Weill-Brecht and this particular piece have been close to Marcelo Lombardero´s preferences since the start of his career as a producer and he has presented it in several occasions: the seedy, scurvy ambience, the social criticism, its angry attacks on capitalism, its mix of realism and surrealism, suit his instincts; and the cast, practically identical I believe to the one seen at the Usina del Arte a couple of years ago, is wonderful both acting and singing. The two whores are done with plenty of insight by soprano María Victoria Gaeta and mezzosoprano Cecilia Pastawski: in their voices the "Alabama Song" and "Benares Song", bittersweet jewels, have near-ideal versions. And the four men who have gone to Mahagonny for easy money, booze and women, are sung and acted with great dramatic presence by tenors Pablo Pollitzer (in very good voice) and Santiago Burgi, whilst baritone Mariano Fernández Bustinza and bass Juan Pablo Labourdette sang with powerful delivery and splendid material.
The very good small orchestra was perfectly handled by Pedro Pablo Prudencio, giving Weill´s music the cutting edge it needs.
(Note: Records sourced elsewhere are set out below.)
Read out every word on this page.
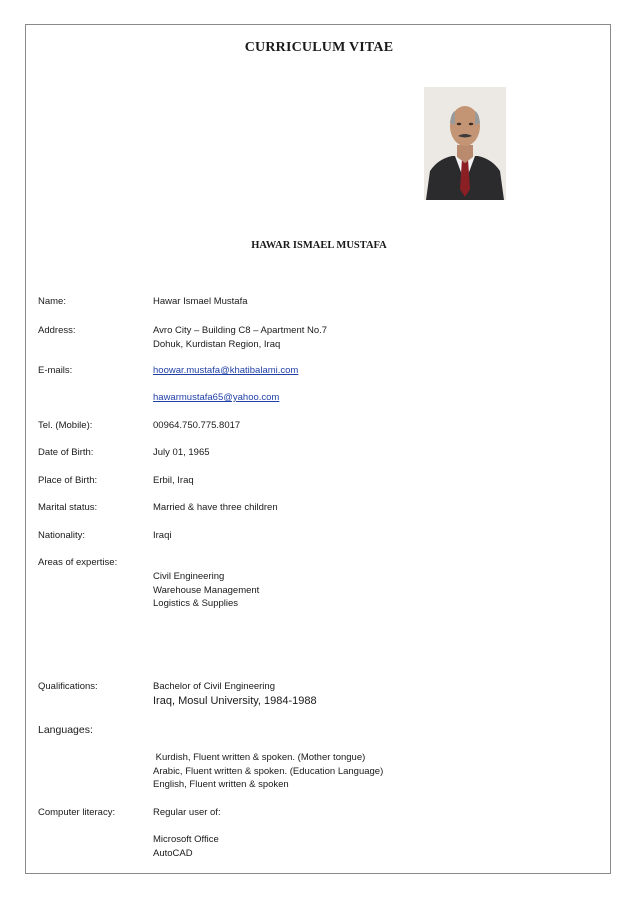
CURRICULUM VITAE
HAWAR ISMAEL MUSTAFA
Name:	Hawar Ismael Mustafa
Address:	Avro City – Building C8 – Apartment No.7
Dohuk, Kurdistan Region, Iraq
E-mails:	hoowar.mustafa@khatibalami.com
hawarmustafa65@yahoo.com
Tel. (Mobile):	00964.750.775.8017
Date of Birth:	July 01, 1965
Place of Birth:	Erbil, Iraq
Marital status:	Married & have three children
Nationality:	Iraqi
Areas of expertise:
Civil Engineering
Warehouse Management
Logistics & Supplies
Qualifications:	Bachelor of Civil Engineering
Iraq, Mosul University, 1984-1988
Languages:
Kurdish, Fluent written & spoken. (Mother tongue)
Arabic, Fluent written & spoken. (Education Language)
English, Fluent written & spoken
Computer literacy:	Regular user of:
Microsoft Office
AutoCAD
Lombardero´s team saw eye to eye with him: Noelia González Svoboda (stage design), Luciana Gutman (costumes) and Horacio Efron (lighting).
As "Mahagonny" is short we were offered a fine selection of fragments from other Weill-Brecht collaborations: "Die Dreigroschenoper" and "Happy End" (from it, the haunting "Surabaya Johnny") with the same admirable singers and players.
The translation and adaptation by Beatriz Sarlo of "L´Histoire du Soldat" seems to me misguided: it doesn´t respect the original: here the Narrator does not only his part but also the Devil and the Soldier; and there isn´t one dancer but three, for both the Soldier and the Devil dance. Listen in their marvelous 1962 recording what Jean Cocteau as the Narrator and Peter Ustinov do as the Devil to feel the enormous difference with the exaggerated and shouty interpretation of Pompeyo Audivert.
The instrumental side was decently done, with violinist Daniel Robuschi especially good but trumpet player Osvaldo Lacunza below his best level, perhaps because he didn´t play the part in a cornet, as in the original. Correct conducting by Santiago Santero. Paradoxically the added choreography and dancing was a plus factor: fine dancers (Ramiro Cortez, Juan González, Paula Almirón) in dramatically well-imagined steps by Edgardo Mercado. I fail to understand what was the contribution of Martín Bauer as Stage Director.